Thu, Apr 09, 2015 - Page 1 News List

Ma gives military chief of staff, commander demerits

‘LACK OF SUPERVISION’:Ma also asked the minister of defense not to resign. Earlier, the commander of the army’s Airborne Headquarters was removed from his post

By Shih Hsiu-chuan and Jason Pan  /  Staff reporters

Top defense officials leave the Presidential Office Building yesterday after a briefing to the president about the military scandal involving an Apache helicopter.

Photo: CNA

President Ma Ying-jeou (馬英九) yesterday punished Chief of the General Staff Yen Teh-fa (嚴德發) with one demerit and Army Commander General Chiu Kuo-cheng (邱國正) with two demerits following an outcry over visits on March 29 by unauthorized civilians to a restricted-access base housing US-made AH-64E Apache helicopters.

According to a press release issued by the Presidential Office last night, Ma said the visit to the 601st Air Cavalry Brigade base in Taoyuan’s Longtan District (龍潭) falls under the purview of Yen and Chiu and that their “lack of supervision” demonstrated a lack of military discipline that compromised military security.

Led by Minister of National Defense Kao Kuang-chi (高廣圻), Yen, Chiu and other military officials presented a report to Ma on a recent spate of military scandals after the military conducted a review involving all units on Tuesday.

Kao offered to resign to take responsibility for the Apache incident, but Ma asked him to stay to strengthen discipline and maintain morale in the military, Presidential Office spokesperson Charles Chen (陳以信) said.

Deputy ministers of defense Liu Chen-wu (劉震武) and Chen Yung-kang (陳永康), Navy Commander Admiral Li Hsi-ming (李喜明), Air Force Commander General Shen Yi-ming (沈一鳴), Reserve Forces Command Headquarters Chief of Staff Lieutenant General Bi Hsueh-wen (畢學文) and Military Police Commander Lieutenant General Wu Ying-ping (吳應平) were also present at the meeting at the Presidential Office Building.

Earlier in the day, the ministry announced more punishments, focusing on Lieutenant General Chen Chien-tsai (陳健財), who was removed from his post as commander of the Army Special Forces Command’s Airborne Headquarters.

Taking blame for the fallout and security lapses arising from the unauthorized civilian visits, Chen Chien-tsai has been demoted and transferred to a non-supervisory post as a consultative member at the Army Command Headquarters (ACH) office.

“Chen Chien-tsai did not fulfill his responsibility as the commander in charge of the unit, and did not conduct the suitable followup work on the incident,” ministry spokesman Major General David Lo (羅紹和) said.

“Major General Chien Tsung-yuan (簡聰淵), commander of the 601st Air Cavalry Brigade, was also removed from his post, and transferred to ACH as a consultative member. If the two officers do not take up other military posts within a year, by military regulations, they will be forced to retire,” Lo added.
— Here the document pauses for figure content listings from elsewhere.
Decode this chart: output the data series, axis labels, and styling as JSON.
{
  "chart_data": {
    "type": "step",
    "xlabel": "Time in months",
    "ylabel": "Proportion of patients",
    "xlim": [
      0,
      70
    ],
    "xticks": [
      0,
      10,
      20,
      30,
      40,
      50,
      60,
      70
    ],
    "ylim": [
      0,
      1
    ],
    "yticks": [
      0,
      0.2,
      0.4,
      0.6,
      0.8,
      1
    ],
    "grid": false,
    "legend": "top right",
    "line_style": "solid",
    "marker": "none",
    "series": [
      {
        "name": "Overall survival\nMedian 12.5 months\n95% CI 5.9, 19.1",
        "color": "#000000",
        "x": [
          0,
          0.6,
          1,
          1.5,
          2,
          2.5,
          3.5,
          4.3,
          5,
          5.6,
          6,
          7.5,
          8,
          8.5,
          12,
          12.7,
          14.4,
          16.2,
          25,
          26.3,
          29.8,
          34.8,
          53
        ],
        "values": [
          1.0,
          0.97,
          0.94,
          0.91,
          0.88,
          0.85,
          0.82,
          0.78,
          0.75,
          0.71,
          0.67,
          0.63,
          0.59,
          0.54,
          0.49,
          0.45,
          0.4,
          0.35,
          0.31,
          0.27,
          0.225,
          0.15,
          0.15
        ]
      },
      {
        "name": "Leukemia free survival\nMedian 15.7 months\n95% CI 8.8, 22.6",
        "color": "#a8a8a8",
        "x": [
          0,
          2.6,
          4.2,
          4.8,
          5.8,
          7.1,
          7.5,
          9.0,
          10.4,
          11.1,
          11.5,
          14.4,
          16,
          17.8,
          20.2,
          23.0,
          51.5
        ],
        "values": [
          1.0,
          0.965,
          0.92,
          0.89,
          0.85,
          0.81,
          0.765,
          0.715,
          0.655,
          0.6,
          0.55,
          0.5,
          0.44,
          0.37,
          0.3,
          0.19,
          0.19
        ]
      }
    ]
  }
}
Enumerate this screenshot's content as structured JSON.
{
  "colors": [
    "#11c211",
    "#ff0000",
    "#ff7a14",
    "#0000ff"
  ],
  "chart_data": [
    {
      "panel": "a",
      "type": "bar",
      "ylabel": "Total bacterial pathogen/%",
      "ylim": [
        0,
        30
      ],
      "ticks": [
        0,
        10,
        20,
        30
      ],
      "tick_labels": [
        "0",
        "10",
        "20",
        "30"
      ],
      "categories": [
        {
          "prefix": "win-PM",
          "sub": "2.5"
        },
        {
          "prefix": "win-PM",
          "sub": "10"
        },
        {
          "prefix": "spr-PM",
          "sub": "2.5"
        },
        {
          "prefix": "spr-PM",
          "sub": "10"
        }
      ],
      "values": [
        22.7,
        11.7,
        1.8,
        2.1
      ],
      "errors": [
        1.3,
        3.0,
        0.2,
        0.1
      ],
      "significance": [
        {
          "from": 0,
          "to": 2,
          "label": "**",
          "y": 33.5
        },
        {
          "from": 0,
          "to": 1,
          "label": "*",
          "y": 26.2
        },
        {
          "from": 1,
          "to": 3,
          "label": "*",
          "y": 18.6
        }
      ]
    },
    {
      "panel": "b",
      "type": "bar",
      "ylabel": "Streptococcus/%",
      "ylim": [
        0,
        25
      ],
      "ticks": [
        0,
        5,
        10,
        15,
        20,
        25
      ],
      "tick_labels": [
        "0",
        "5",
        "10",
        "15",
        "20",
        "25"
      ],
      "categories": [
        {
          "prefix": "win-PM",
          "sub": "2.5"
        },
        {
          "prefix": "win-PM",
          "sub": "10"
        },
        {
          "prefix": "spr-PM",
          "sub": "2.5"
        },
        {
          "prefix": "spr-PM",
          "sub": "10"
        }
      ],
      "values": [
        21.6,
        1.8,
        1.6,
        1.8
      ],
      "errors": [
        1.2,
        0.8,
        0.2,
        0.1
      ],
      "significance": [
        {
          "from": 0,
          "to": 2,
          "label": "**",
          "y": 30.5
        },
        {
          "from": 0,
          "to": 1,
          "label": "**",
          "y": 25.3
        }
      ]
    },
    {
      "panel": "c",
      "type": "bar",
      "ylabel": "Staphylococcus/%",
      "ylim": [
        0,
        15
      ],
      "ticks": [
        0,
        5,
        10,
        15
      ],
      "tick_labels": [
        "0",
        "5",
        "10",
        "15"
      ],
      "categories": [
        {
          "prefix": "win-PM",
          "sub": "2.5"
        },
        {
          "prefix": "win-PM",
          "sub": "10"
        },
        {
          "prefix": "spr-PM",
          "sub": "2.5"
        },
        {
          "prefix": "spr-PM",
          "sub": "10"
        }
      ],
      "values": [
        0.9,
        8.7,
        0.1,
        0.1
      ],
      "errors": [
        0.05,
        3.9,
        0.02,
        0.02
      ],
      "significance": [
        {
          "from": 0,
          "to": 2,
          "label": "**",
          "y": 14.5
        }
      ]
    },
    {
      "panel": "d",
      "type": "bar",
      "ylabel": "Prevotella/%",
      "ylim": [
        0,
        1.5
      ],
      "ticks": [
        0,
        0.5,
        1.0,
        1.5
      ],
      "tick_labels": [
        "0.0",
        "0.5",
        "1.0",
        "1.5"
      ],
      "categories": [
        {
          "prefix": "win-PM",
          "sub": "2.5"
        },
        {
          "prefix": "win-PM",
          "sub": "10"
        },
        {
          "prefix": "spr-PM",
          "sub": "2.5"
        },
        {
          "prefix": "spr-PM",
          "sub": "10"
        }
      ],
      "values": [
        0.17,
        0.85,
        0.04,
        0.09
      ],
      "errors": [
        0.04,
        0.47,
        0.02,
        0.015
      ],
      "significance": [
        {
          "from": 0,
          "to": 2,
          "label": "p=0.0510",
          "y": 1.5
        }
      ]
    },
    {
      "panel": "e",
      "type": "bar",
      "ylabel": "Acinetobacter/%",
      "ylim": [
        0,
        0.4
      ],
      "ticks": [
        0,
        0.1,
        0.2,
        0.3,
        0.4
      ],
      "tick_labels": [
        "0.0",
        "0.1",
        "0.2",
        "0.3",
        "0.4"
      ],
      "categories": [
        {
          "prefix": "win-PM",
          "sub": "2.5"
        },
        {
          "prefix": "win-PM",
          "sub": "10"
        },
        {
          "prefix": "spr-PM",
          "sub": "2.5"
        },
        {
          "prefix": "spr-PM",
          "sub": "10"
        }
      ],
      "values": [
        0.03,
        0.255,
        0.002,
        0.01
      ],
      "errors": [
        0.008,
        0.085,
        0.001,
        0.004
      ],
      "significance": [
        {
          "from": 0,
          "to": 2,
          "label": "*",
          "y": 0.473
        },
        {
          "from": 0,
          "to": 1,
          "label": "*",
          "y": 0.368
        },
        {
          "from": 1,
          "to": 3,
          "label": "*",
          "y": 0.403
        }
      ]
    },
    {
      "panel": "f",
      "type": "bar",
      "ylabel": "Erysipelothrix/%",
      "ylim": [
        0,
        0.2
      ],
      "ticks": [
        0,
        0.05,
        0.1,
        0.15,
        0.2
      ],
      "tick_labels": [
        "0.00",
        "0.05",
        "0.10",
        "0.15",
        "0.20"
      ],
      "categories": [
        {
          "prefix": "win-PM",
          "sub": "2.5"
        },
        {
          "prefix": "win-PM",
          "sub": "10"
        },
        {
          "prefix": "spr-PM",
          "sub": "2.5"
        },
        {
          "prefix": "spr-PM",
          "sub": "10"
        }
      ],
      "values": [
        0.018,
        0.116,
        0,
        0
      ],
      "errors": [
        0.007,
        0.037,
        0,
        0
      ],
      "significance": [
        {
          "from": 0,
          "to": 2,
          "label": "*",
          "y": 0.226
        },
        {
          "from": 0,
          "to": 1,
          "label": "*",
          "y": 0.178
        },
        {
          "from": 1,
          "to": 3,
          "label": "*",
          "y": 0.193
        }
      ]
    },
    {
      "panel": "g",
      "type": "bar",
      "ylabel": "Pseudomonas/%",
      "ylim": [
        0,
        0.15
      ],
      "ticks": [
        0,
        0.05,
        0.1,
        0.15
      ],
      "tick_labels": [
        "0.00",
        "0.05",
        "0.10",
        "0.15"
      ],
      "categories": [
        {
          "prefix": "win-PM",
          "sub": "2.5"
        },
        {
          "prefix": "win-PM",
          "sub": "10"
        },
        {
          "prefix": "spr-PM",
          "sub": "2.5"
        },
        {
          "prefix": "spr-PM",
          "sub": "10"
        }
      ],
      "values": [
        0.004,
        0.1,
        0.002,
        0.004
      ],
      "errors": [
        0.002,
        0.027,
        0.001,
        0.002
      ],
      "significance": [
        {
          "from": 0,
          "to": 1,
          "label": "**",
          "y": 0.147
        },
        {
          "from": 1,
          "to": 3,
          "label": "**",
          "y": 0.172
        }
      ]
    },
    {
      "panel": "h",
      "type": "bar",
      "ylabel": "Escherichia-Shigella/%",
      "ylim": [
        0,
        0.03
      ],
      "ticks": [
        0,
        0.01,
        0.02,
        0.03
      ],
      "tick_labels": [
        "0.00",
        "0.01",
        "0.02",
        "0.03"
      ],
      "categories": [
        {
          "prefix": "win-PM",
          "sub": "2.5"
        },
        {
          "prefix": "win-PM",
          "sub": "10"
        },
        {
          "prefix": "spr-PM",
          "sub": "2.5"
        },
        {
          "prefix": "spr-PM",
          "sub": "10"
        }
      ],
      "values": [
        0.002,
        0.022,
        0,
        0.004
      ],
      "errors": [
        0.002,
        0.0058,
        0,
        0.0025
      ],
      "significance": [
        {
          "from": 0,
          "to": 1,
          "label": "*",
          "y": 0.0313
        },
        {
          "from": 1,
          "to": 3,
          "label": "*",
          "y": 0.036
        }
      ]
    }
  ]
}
The Army Special Forces Command Airborne Headquarters, which was headed by Chen Chien-tsai, has direct jurisdiction over the 601st and 602nd Air Cavalry Brigade, among other specially trained elite units, including paratroopers, amphibious fighting battalions, reconnaissance helicopter and attack helicopter operation units.

The 601st and 602nd brigades, based in Taoyuan’s Longtan District and Taichung’s Sinshe (新社) respectively, are the two units responsible for the service and operation of the helicopters, the last of which were delivered in October last year.

A total of 61 Bell AH-1W Super Cobra attack helicopters, obtained from the US in arms procurement packages during the 1990s, are also deployed at these two brigades.